Sunday, June 17, 2007

US Cosies Up To Musharraf and Attacks Chavez

An interesting difference in the attitude of the US government to Venezuela and Chavez in the light of the recent controversies surrounding the media in the respective countries. First, we have John Negroponte, the man who sent the orders for Saddam to be executed (he flew into Iraq for secret talks two days before Saddam was sentenced - coincidence?), and his warm words for President Musharraf.

John Negroponte, the US deputy secretary of state, has backed General Pervez Musharraf, saying it was up to the Pakistan president to decide when to quit as army chief.

Negroponte held talks with Musharraf on Saturday amid a tense political crisis over the suspension of Pakistan's chief justice.

Negroponte said at the US embassy in Islamabad: "The message I brought was one of a strong friendship and trust for and with the government and people of Pakistan."

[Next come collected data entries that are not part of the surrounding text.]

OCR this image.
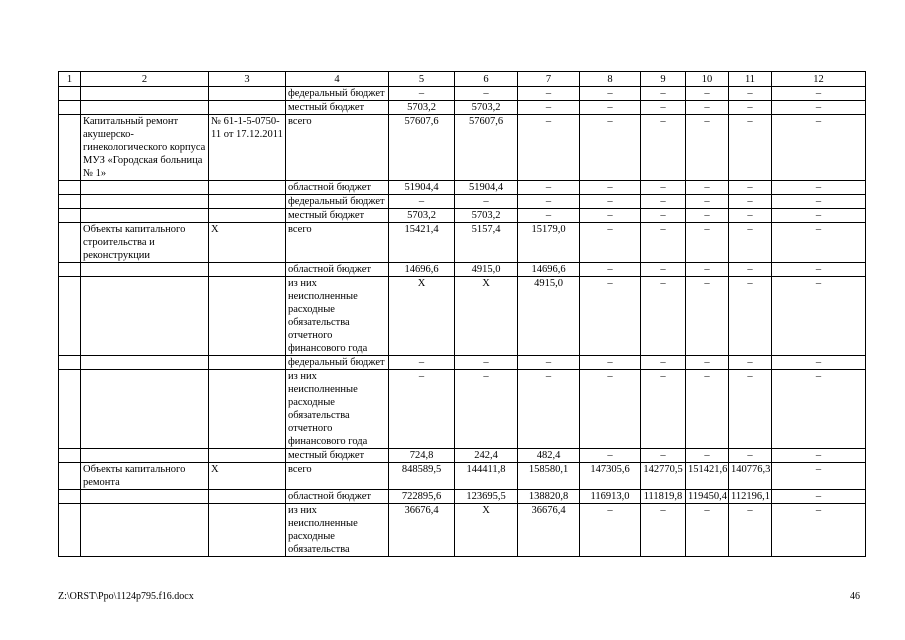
1	2	3	4	5	6	7	8	9	10	11	12
			федеральный бюджет	–	–	–	–	–	–	–	–
			местный бюджет	5703,2	5703,2	–	–	–	–	–	–
	Капитальный ремонт акушерско-гинекологического корпуса МУЗ «Городская больница № 1»	№ 61-1-5-0750-11 от 17.12.2011	всего	57607,6	57607,6	–	–	–	–	–	–
			областной бюджет	51904,4	51904,4	–	–	–	–	–	–
			федеральный бюджет	–	–	–	–	–	–	–	–
			местный бюджет	5703,2	5703,2	–	–	–	–	–	–
	Объекты капитального строительства и реконструкции	Х	всего	15421,4	5157,4	15179,0	–	–	–	–	–
			областной бюджет	14696,6	4915,0	14696,6	–	–	–	–	–
			из них неисполненные расходные обязательства отчетного финансового года	Х	Х	4915,0	–	–	–	–	–
			федеральный бюджет	–	–	–	–	–	–	–	–
			из них неисполненные расходные обязательства отчетного финансового года	–	–	–	–	–	–	–	–
			местный бюджет	724,8	242,4	482,4	–	–	–	–	–
	Объекты капитального ремонта	Х	всего	848589,5	144411,8	158580,1	147305,6	142770,5	151421,6	140776,3	–
			областной бюджет	722895,6	123695,5	138820,8	116913,0	111819,8	119450,4	112196,1	–
			из них неисполненные расходные обязательства	36676,4	Х	36676,4	–	–	–	–	–
Z:\ORST\Ppo\1124p795.f16.docx	46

Those opposing Musharraf have seized on the unrest to press the president to give up his dual role as president and head of the military by the end of the year, when he is constitutionally obliged to.

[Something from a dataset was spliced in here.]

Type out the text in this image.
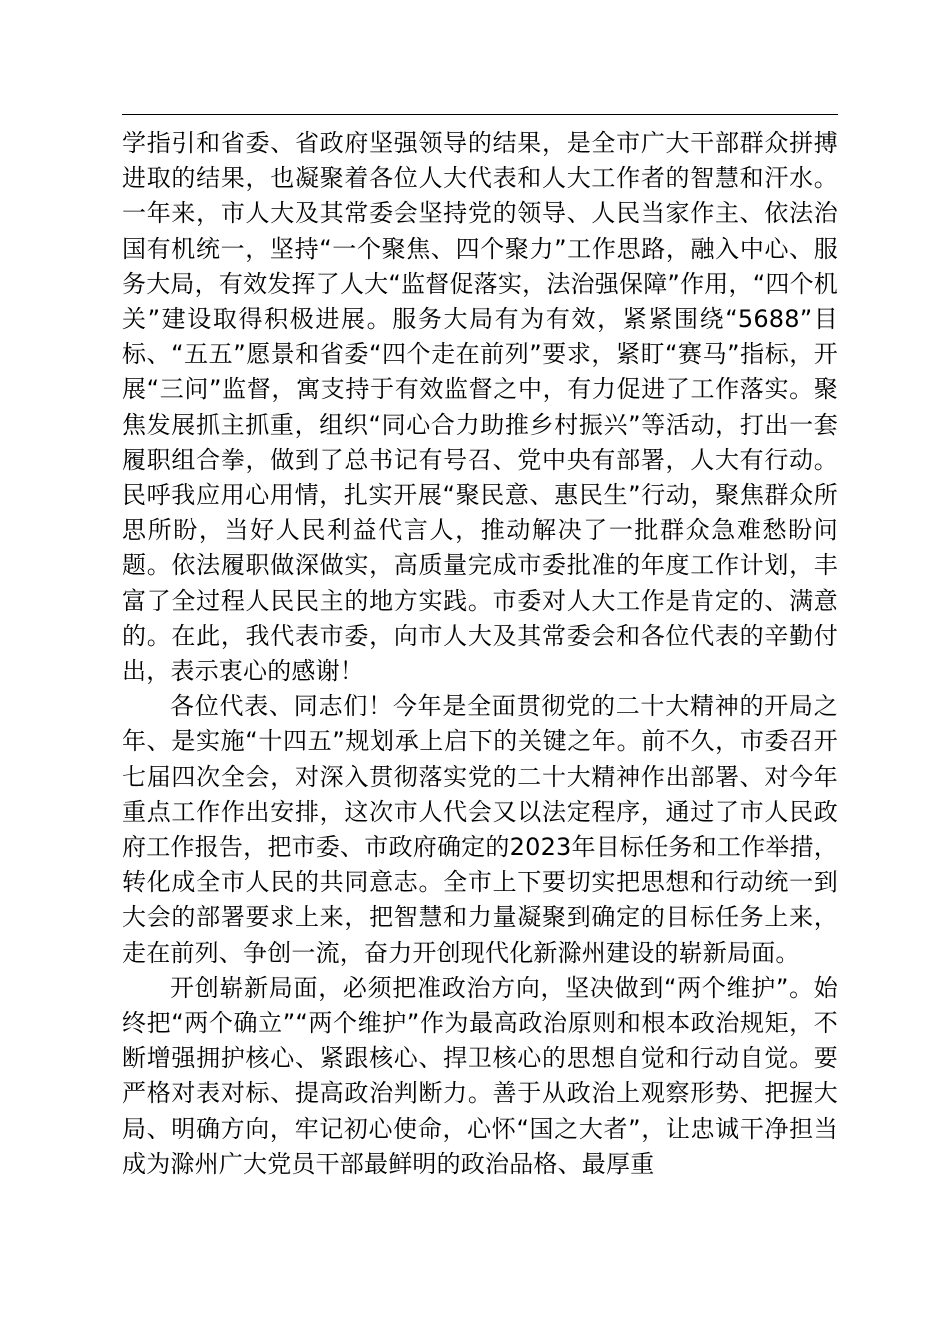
学指引和省委、省政府坚强领导的结果，是全市广大干部群众拼搏进取的结果，也凝聚着各位人大代表和人大工作者的智慧和汗水。一年来，市人大及其常委会坚持党的领导、人民当家作主、依法治国有机统一，坚持“一个聚焦、四个聚力”工作思路，融入中心、服务大局，有效发挥了人大“监督促落实，法治强保障”作用，“四个机关”建设取得积极进展。服务大局有为有效，紧紧围绕“5688”目标、“五五”愿景和省委“四个走在前列”要求，紧盯“赛马”指标，开展“三问”监督，寓支持于有效监督之中，有力促进了工作落实。聚焦发展抓主抓重，组织“同心合力助推乡村振兴”等活动，打出一套履职组合拳，做到了总书记有号召、党中央有部署，人大有行动。民呼我应用心用情，扎实开展“聚民意、惠民生”行动，聚焦群众所思所盼，当好人民利益代言人，推动解决了一批群众急难愁盼问题。依法履职做深做实，高质量完成市委批准的年度工作计划，丰富了全过程人民民主的地方实践。市委对人大工作是肯定的、满意的。在此，我代表市委，向市人大及其常委会和各位代表的辛勤付出，表示衷心的感谢！

各位代表、同志们！今年是全面贯彻党的二十大精神的开局之年、是实施“十四五”规划承上启下的关键之年。前不久，市委召开七届四次全会，对深入贯彻落实党的二十大精神作出部署、对今年重点工作作出安排，这次市人代会又以法定程序，通过了市人民政府工作报告，把市委、市政府确定的2023年目标任务和工作举措，转化成全市人民的共同意志。全市上下要切实把思想和行动统一到大会的部署要求上来，把智慧和力量凝聚到确定的目标任务上来，走在前列、争创一流，奋力开创现代化新滁州建设的崭新局面。

开创崭新局面，必须把准政治方向，坚决做到“两个维护”。始终把“两个确立”“两个维护”作为最高政治原则和根本政治规矩，不断增强拥护核心、紧跟核心、捍卫核心的思想自觉和行动自觉。要严格对表对标、提高政治判断力。善于从政治上观察形势、把握大局、明确方向，牢记初心使命，心怀“国之大者”，让忠诚干净担当成为滁州广大党员干部最鲜明的政治品格、最厚重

When asked if he had talked with Musharraf about the removal of Iftikhar Chaudhry, the Pakistan supreme court chief justice, Negroponte said he had discussed the "general political situation" in Pakistan.

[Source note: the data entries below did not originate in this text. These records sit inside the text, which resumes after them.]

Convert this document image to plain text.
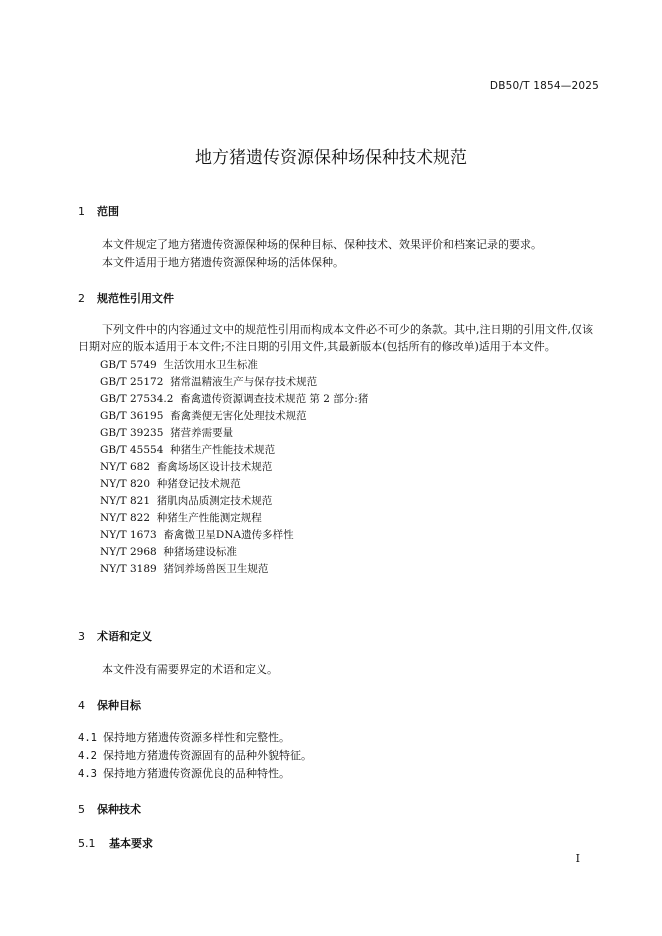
DB50/T 1854—2025
地方猪遗传资源保种场保种技术规范
1 范围
本文件规定了地方猪遗传资源保种场的保种目标、保种技术、效果评价和档案记录的要求。
本文件适用于地方猪遗传资源保种场的活体保种。
2 规范性引用文件
下列文件中的内容通过文中的规范性引用而构成本文件必不可少的条款。其中,注日期的引用文件,仅该日期对应的版本适用于本文件;不注日期的引用文件,其最新版本(包括所有的修改单)适用于本文件。
GB/T 5749 生活饮用水卫生标准
GB/T 25172 猪常温精液生产与保存技术规范
GB/T 27534.2 畜禽遗传资源调查技术规范 第 2 部分:猪
GB/T 36195 畜禽粪便无害化处理技术规范
GB/T 39235 猪营养需要量
GB/T 45554 种猪生产性能技术规范
NY/T 682 畜禽场场区设计技术规范
NY/T 820 种猪登记技术规范
NY/T 821 猪肌肉品质测定技术规范
NY/T 822 种猪生产性能测定规程
NY/T 1673 畜禽微卫星DNA遗传多样性
NY/T 2968 种猪场建设标准
NY/T 3189 猪饲养场兽医卫生规范
3 术语和定义
本文件没有需要界定的术语和定义。
4 保种目标
4.1 保持地方猪遗传资源多样性和完整性。
4.2 保持地方猪遗传资源固有的品种外貌特征。
4.3 保持地方猪遗传资源优良的品种特性。
5 保种技术
5.1 基本要求
I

Critics accuse Musharraf of suspending Chaudhry to remove obstacles to his re-election as president-in-uniform by the outgoing parliament, in defiance of the Pakistani constitution.


"I think this is something that President Musharraf himself is going to want to decide and this is a matter that is up to him," Negroponte said.


No condemnation for the recent attack on Pakistan's media, merely words of support and 'friendship'. Compare this to the latest attack on Chavez by the Bu$hleaguers:

Robert Zoellick, almost certain to be the next head of the World Bank, on Saturday took aim at Venezuela's leftist president, Hugo Chavez, warning that his oil-fueled socialist revolution was headed for trouble.

"It's a country where economic problems are mounting, and as we're seeing also on the political and press side it's not moving in a healthy direction," Zoellick told reporters during a visit to Mexico.

So Pakistan, a country whose police raided the offices of a critical media network and shut it down, is worthy of 'strong friendship and trust', while Venezuela, a country that refused to renew the licence of a channel that was heavily involved in the failed 2002 coup, is 'not moving in a healthy direction'. An interesting interpretation of events, I'm sure you will agree.